Vera was supposed to pick one out. Yet another thing her husband had forgotten to mention in her time away that he apparently took control of and handled. Except with this, Vera wasn’t entirely sure how she felt about it.

She’d yet to even see the bench.

Kiril followed behind Vera in silence, but he veered off downstairs to head for the kitchen when Mira called out his name. That was fine. Vera could find the bench all on her own know it was somewhere in the back of the house. She used Vaslav’s den to exit onto the rear porch, and there it sat. Next to Irina’s lilacs in bloom.

Backless and curved, the seat of the bench was carved from a single piece of wood.
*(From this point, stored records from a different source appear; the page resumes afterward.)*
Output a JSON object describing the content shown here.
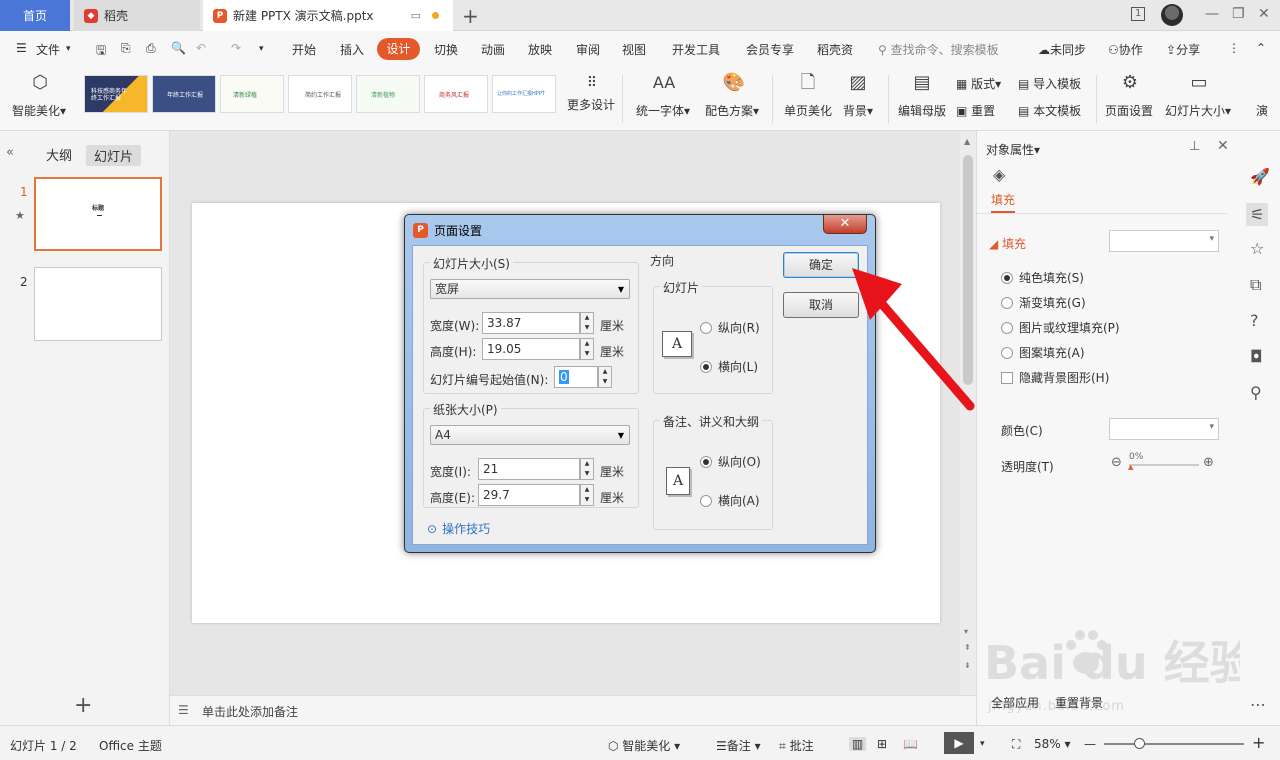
{
  "tabs": {
    "home": "首页",
    "daoke": "稻壳",
    "doc": "新建 PPTX 演示文稿.pptx"
  },
  "window": {
    "badge": "1"
  },
  "menu": {
    "file": "文件",
    "items": [
      "开始",
      "插入",
      "设计",
      "切换",
      "动画",
      "放映",
      "审阅",
      "视图",
      "开发工具",
      "会员专享",
      "稻壳资"
    ],
    "active": "设计",
    "search": "查找命令、搜索模板",
    "sync": "未同步",
    "collab": "协作",
    "share": "分享"
  },
  "ribbon": {
    "smart_beautify": "智能美化",
    "more_design": "更多设计",
    "unify_font": "统一字体",
    "color_scheme": "配色方案",
    "single_beautify": "单页美化",
    "background": "背景",
    "edit_master": "编辑母版",
    "layout": "版式",
    "reset": "重置",
    "import_template": "导入模板",
    "text_template": "本文模板",
    "page_setup": "页面设置",
    "slide_size": "幻灯片大小",
    "overflow": "演",
    "thumb_texts": [
      "科技感商务年终工作汇报",
      "年终工作汇报",
      "清新绿植",
      "简约工作汇报",
      "清新植物",
      "商务风汇报",
      "让你的工作汇报HPPT"
    ]
  },
  "left_panel": {
    "outline_tab": "大纲",
    "slides_tab": "幻灯片",
    "slide1_num": "1",
    "slide2_num": "2",
    "slide1_title": "标题"
  },
  "notes_placeholder": "单击此处添加备注",
  "right_panel": {
    "title": "对象属性",
    "fill_tab": "填充",
    "fill_section": "填充",
    "options": [
      "纯色填充(S)",
      "渐变填充(G)",
      "图片或纹理填充(P)",
      "图案填充(A)"
    ],
    "hide_bg": "隐藏背景图形(H)",
    "color_label": "颜色(C)",
    "transparency_label": "透明度(T)",
    "transparency_value": "0%",
    "apply_all": "全部应用",
    "reset_bg": "重置背景"
  },
  "status": {
    "slide_count": "幻灯片 1 / 2",
    "theme": "Office 主题",
    "smart": "智能美化",
    "notes": "备注",
    "comment": "批注",
    "zoom": "58%"
  },
  "dialog": {
    "title": "页面设置",
    "slide_size_group": "幻灯片大小(S)",
    "slide_size_value": "宽屏",
    "width_label": "宽度(W):",
    "width_value": "33.87",
    "height_label": "高度(H):",
    "height_value": "19.05",
    "unit": "厘米",
    "start_num_label": "幻灯片编号起始值(N):",
    "start_num_value": "0",
    "paper_group": "纸张大小(P)",
    "paper_value": "A4",
    "paper_width_label": "宽度(I):",
    "paper_width_value": "21",
    "paper_height_label": "高度(E):",
    "paper_height_value": "29.7",
    "orientation_group": "方向",
    "slide_orient_group": "幻灯片",
    "portrait_r": "纵向(R)",
    "landscape_l": "横向(L)",
    "notes_group": "备注、讲义和大纲",
    "portrait_o": "纵向(O)",
    "landscape_a": "横向(A)",
    "tips": "操作技巧",
    "ok": "确定",
    "cancel": "取消",
    "letter_a": "A"
  },
  "watermark": {
    "brand": "Bai du 经验",
    "url": "jingyan.baidu.com"
  },
  "colors": {
    "accent": "#e4592b",
    "home_tab": "#4a76d8",
    "arrow": "#e8141b"
  }
}
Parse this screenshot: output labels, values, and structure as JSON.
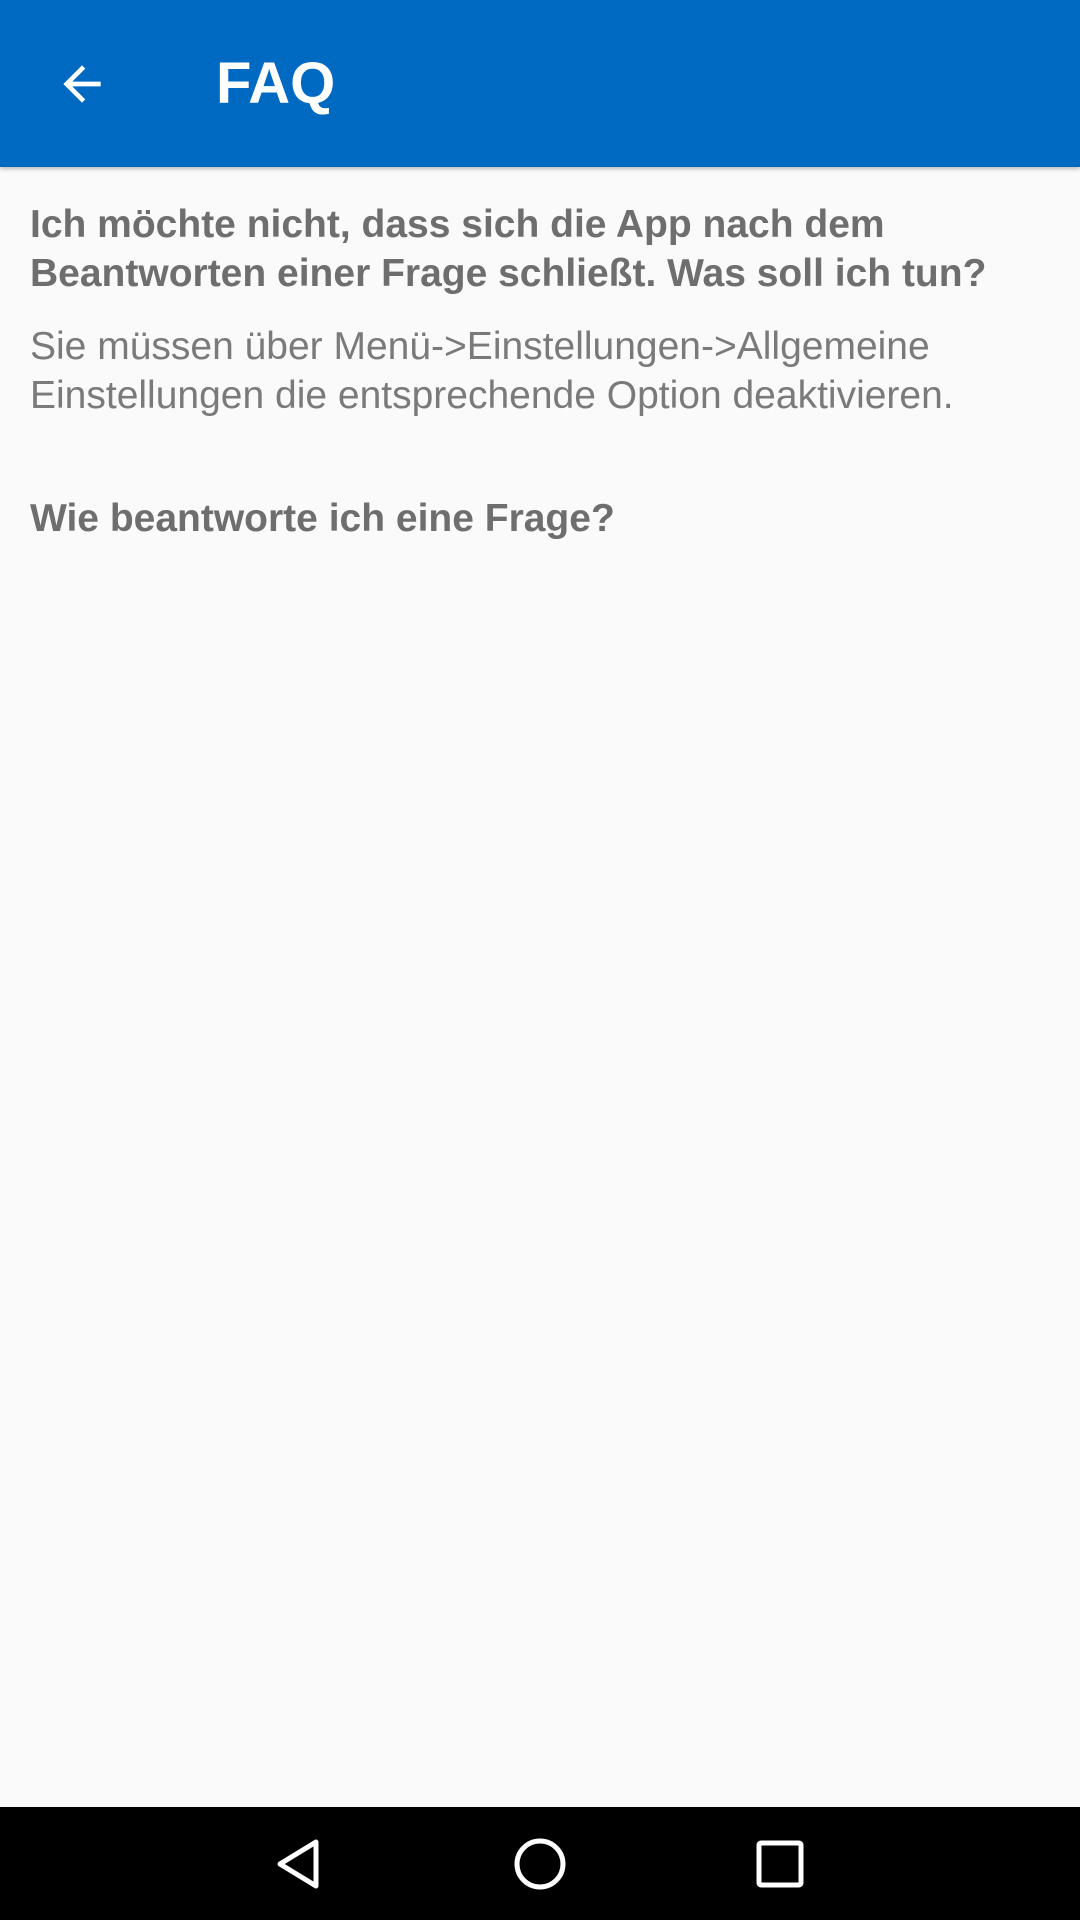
{
  "app_bar": {
    "title": "FAQ",
    "back_icon": "arrow-left-icon",
    "color": "#0069c2"
  },
  "faq": [
    {
      "question": "Ich möchte nicht, dass sich die App nach dem Beantworten einer Frage schließt. Was soll ich tun?",
      "answer": "Sie müssen über Menü->Einstellungen->Allgemeine Einstellungen die entsprechende Option deaktivieren."
    },
    {
      "question": "Wie beantworte ich eine Frage?"
    }
  ],
  "nav_bar": {
    "back_icon": "triangle-back-icon",
    "home_icon": "circle-home-icon",
    "recents_icon": "square-recents-icon"
  }
}
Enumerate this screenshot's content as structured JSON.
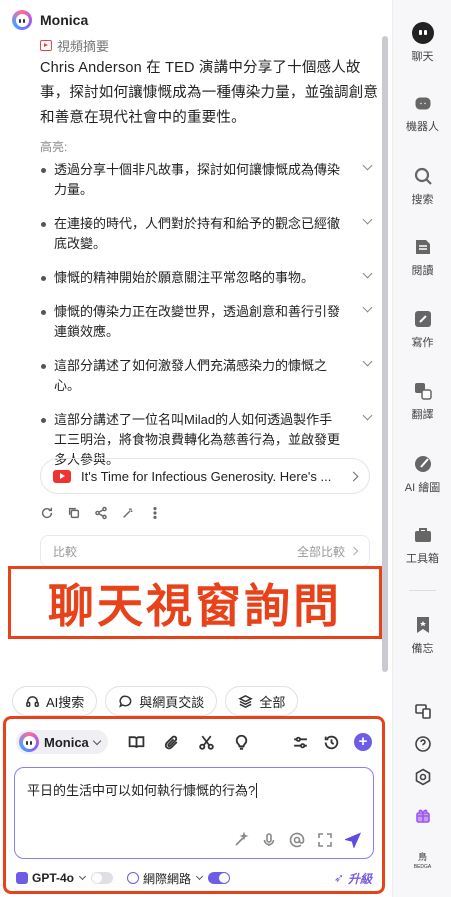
{
  "header": {
    "app_name": "Monica"
  },
  "video": {
    "label": "視頻摘要",
    "summary": "Chris Anderson 在 TED 演講中分享了十個感人故事，探討如何讓慷慨成為一種傳染力量，並強調創意和善意在現代社會中的重要性。",
    "highlights_label": "高亮:",
    "highlights": [
      "透過分享十個非凡故事，探討如何讓慷慨成為傳染力量。",
      "在連接的時代，人們對於持有和給予的觀念已經徹底改變。",
      "慷慨的精神開始於願意關注平常忽略的事物。",
      "慷慨的傳染力正在改變世界，透過創意和善行引發連鎖效應。",
      "這部分講述了如何激發人們充滿感染力的慷慨之心。",
      "這部分講述了一位名叫Milad的人如何透過製作手工三明治，將食物浪費轉化為慈善行為，並啟發更多人參與。"
    ],
    "source_title": "It's Time for Infectious Generosity. Here's ...",
    "compare_label": "比較",
    "compare_all": "全部比較"
  },
  "banner": {
    "text": "聊天視窗詢問"
  },
  "chips": {
    "ai_search": "AI搜索",
    "chat_web": "與網頁交談",
    "all": "全部"
  },
  "composer": {
    "model": "Monica",
    "input_value": "平日的生活中可以如何執行慷慨的行為?",
    "gpt_model": "GPT-4o",
    "web_label": "網際網路",
    "upgrade": "升級"
  },
  "rail": {
    "items": [
      "聊天",
      "機器人",
      "搜索",
      "閱讀",
      "寫作",
      "翻譯",
      "AI 繪圖",
      "工具箱",
      "備忘"
    ],
    "mini_label": "鳥",
    "mini_sub": "BEDGA"
  },
  "colors": {
    "accent": "#6c5ce7",
    "annotation": "#e8421a"
  }
}
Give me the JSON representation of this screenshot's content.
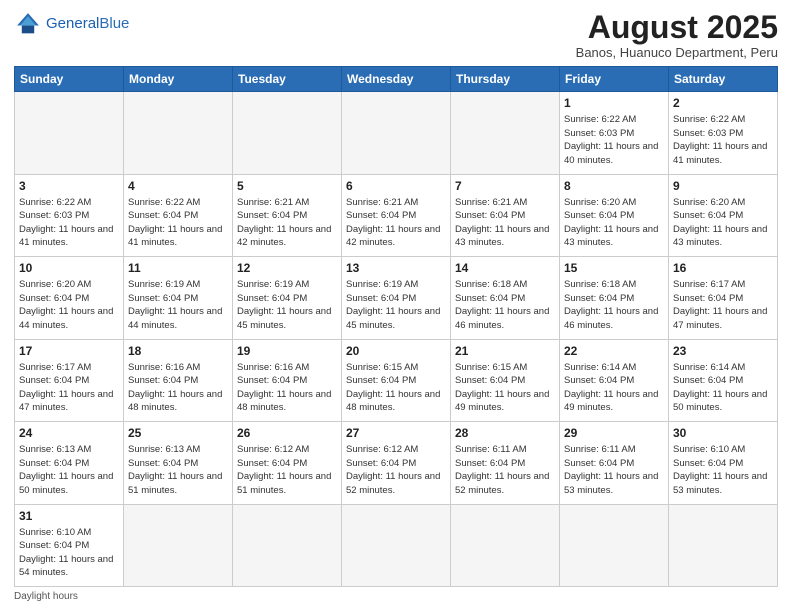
{
  "header": {
    "logo_general": "General",
    "logo_blue": "Blue",
    "title": "August 2025",
    "location": "Banos, Huanuco Department, Peru"
  },
  "weekdays": [
    "Sunday",
    "Monday",
    "Tuesday",
    "Wednesday",
    "Thursday",
    "Friday",
    "Saturday"
  ],
  "footer": {
    "note": "Daylight hours"
  },
  "days": {
    "1": {
      "sunrise": "6:22 AM",
      "sunset": "6:03 PM",
      "daylight": "11 hours and 40 minutes."
    },
    "2": {
      "sunrise": "6:22 AM",
      "sunset": "6:03 PM",
      "daylight": "11 hours and 41 minutes."
    },
    "3": {
      "sunrise": "6:22 AM",
      "sunset": "6:03 PM",
      "daylight": "11 hours and 41 minutes."
    },
    "4": {
      "sunrise": "6:22 AM",
      "sunset": "6:04 PM",
      "daylight": "11 hours and 41 minutes."
    },
    "5": {
      "sunrise": "6:21 AM",
      "sunset": "6:04 PM",
      "daylight": "11 hours and 42 minutes."
    },
    "6": {
      "sunrise": "6:21 AM",
      "sunset": "6:04 PM",
      "daylight": "11 hours and 42 minutes."
    },
    "7": {
      "sunrise": "6:21 AM",
      "sunset": "6:04 PM",
      "daylight": "11 hours and 43 minutes."
    },
    "8": {
      "sunrise": "6:20 AM",
      "sunset": "6:04 PM",
      "daylight": "11 hours and 43 minutes."
    },
    "9": {
      "sunrise": "6:20 AM",
      "sunset": "6:04 PM",
      "daylight": "11 hours and 43 minutes."
    },
    "10": {
      "sunrise": "6:20 AM",
      "sunset": "6:04 PM",
      "daylight": "11 hours and 44 minutes."
    },
    "11": {
      "sunrise": "6:19 AM",
      "sunset": "6:04 PM",
      "daylight": "11 hours and 44 minutes."
    },
    "12": {
      "sunrise": "6:19 AM",
      "sunset": "6:04 PM",
      "daylight": "11 hours and 45 minutes."
    },
    "13": {
      "sunrise": "6:19 AM",
      "sunset": "6:04 PM",
      "daylight": "11 hours and 45 minutes."
    },
    "14": {
      "sunrise": "6:18 AM",
      "sunset": "6:04 PM",
      "daylight": "11 hours and 46 minutes."
    },
    "15": {
      "sunrise": "6:18 AM",
      "sunset": "6:04 PM",
      "daylight": "11 hours and 46 minutes."
    },
    "16": {
      "sunrise": "6:17 AM",
      "sunset": "6:04 PM",
      "daylight": "11 hours and 47 minutes."
    },
    "17": {
      "sunrise": "6:17 AM",
      "sunset": "6:04 PM",
      "daylight": "11 hours and 47 minutes."
    },
    "18": {
      "sunrise": "6:16 AM",
      "sunset": "6:04 PM",
      "daylight": "11 hours and 48 minutes."
    },
    "19": {
      "sunrise": "6:16 AM",
      "sunset": "6:04 PM",
      "daylight": "11 hours and 48 minutes."
    },
    "20": {
      "sunrise": "6:15 AM",
      "sunset": "6:04 PM",
      "daylight": "11 hours and 48 minutes."
    },
    "21": {
      "sunrise": "6:15 AM",
      "sunset": "6:04 PM",
      "daylight": "11 hours and 49 minutes."
    },
    "22": {
      "sunrise": "6:14 AM",
      "sunset": "6:04 PM",
      "daylight": "11 hours and 49 minutes."
    },
    "23": {
      "sunrise": "6:14 AM",
      "sunset": "6:04 PM",
      "daylight": "11 hours and 50 minutes."
    },
    "24": {
      "sunrise": "6:13 AM",
      "sunset": "6:04 PM",
      "daylight": "11 hours and 50 minutes."
    },
    "25": {
      "sunrise": "6:13 AM",
      "sunset": "6:04 PM",
      "daylight": "11 hours and 51 minutes."
    },
    "26": {
      "sunrise": "6:12 AM",
      "sunset": "6:04 PM",
      "daylight": "11 hours and 51 minutes."
    },
    "27": {
      "sunrise": "6:12 AM",
      "sunset": "6:04 PM",
      "daylight": "11 hours and 52 minutes."
    },
    "28": {
      "sunrise": "6:11 AM",
      "sunset": "6:04 PM",
      "daylight": "11 hours and 52 minutes."
    },
    "29": {
      "sunrise": "6:11 AM",
      "sunset": "6:04 PM",
      "daylight": "11 hours and 53 minutes."
    },
    "30": {
      "sunrise": "6:10 AM",
      "sunset": "6:04 PM",
      "daylight": "11 hours and 53 minutes."
    },
    "31": {
      "sunrise": "6:10 AM",
      "sunset": "6:04 PM",
      "daylight": "11 hours and 54 minutes."
    }
  }
}
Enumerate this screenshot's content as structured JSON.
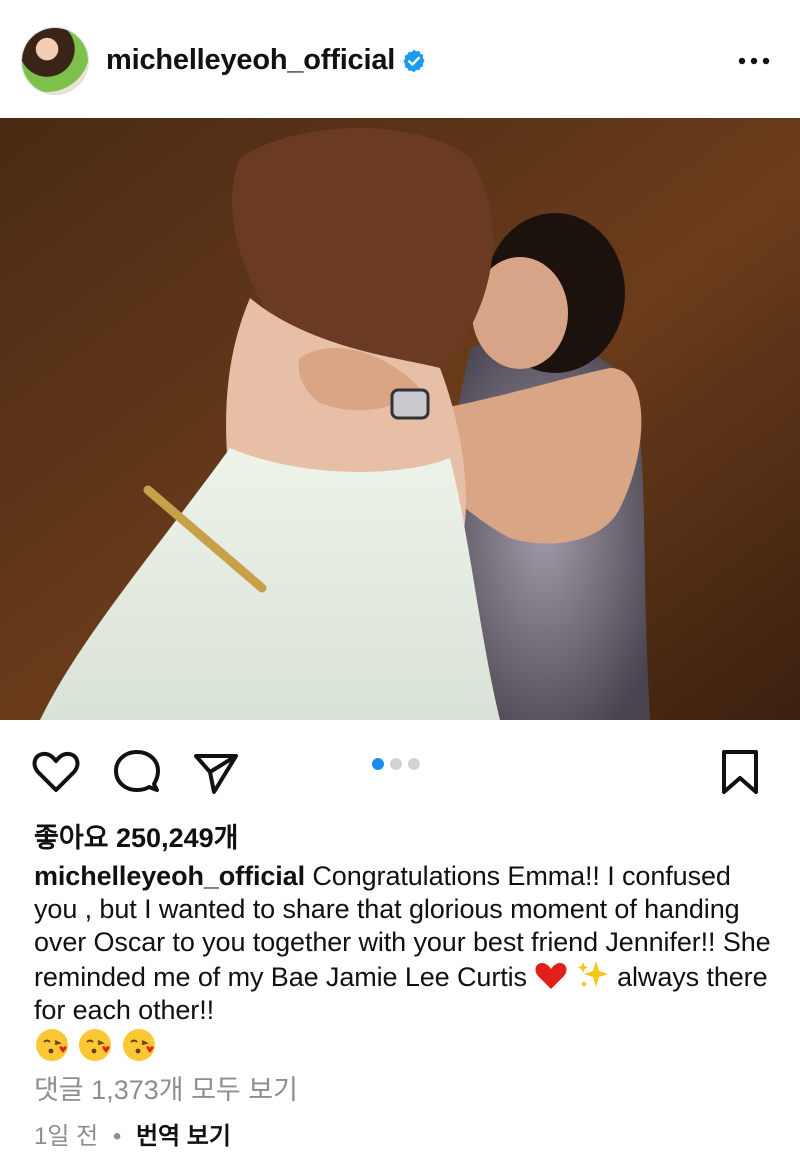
{
  "post": {
    "username": "michelleyeoh_official",
    "verified": true,
    "likes_label": "좋아요 250,249개",
    "caption_username": "michelleyeoh_official",
    "caption_line1": " Congratulations Emma!! I confused you , but I wanted to share that glorious moment of handing over Oscar to you together with your best friend Jennifer!! She reminded me of my Bae Jamie Lee Curtis ",
    "caption_line2": " always there for each other!!",
    "view_comments": "댓글 1,373개 모두 보기",
    "timestamp": "1일 전",
    "separator": "•",
    "translate": "번역 보기"
  },
  "carousel": {
    "count": 3,
    "active_index": 0
  },
  "icons": {
    "avatar": "profile-avatar",
    "verified": "verified-badge-icon",
    "more": "more-options-icon",
    "like": "heart-outline-icon",
    "comment": "comment-bubble-icon",
    "share": "paper-plane-icon",
    "save": "bookmark-outline-icon"
  },
  "colors": {
    "verified": "#1d9bf0",
    "active_dot": "#1a8cf0",
    "muted_text": "#8e8e8e"
  }
}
Where it sat on the ground only a few feet away from the porch’s steps, Vera had a great view of the glossy wood and every grain and color that stretched from one side to the other. It was the cherub, chubby-cheeked with a head of curls and angel wings, branded into the middle of the seat that took her breath away.

Vera took the steps slowly, but she couldn’t look away from the wings of the cherub that wrapped around the infant like it was holding the baby in a cradle. Depicted with closed eyes; eternally sleeping.

Once she was close enough, Vera traced the burned lines in the wood grain that were protected by the glossy finish on top. She asked Vaslav time and time again to let her come home, and his refusals always felt cold and hollow. A part of her thought it was because he didn’t care that she wanted to be home with him, but now Vera wasn’t sure if that was actually the case.

He went on like she was still here.

Never stopped thinking of her.

Like she didn’t even leave.

“Mira said the food’s ready. Did you want to eat out here?”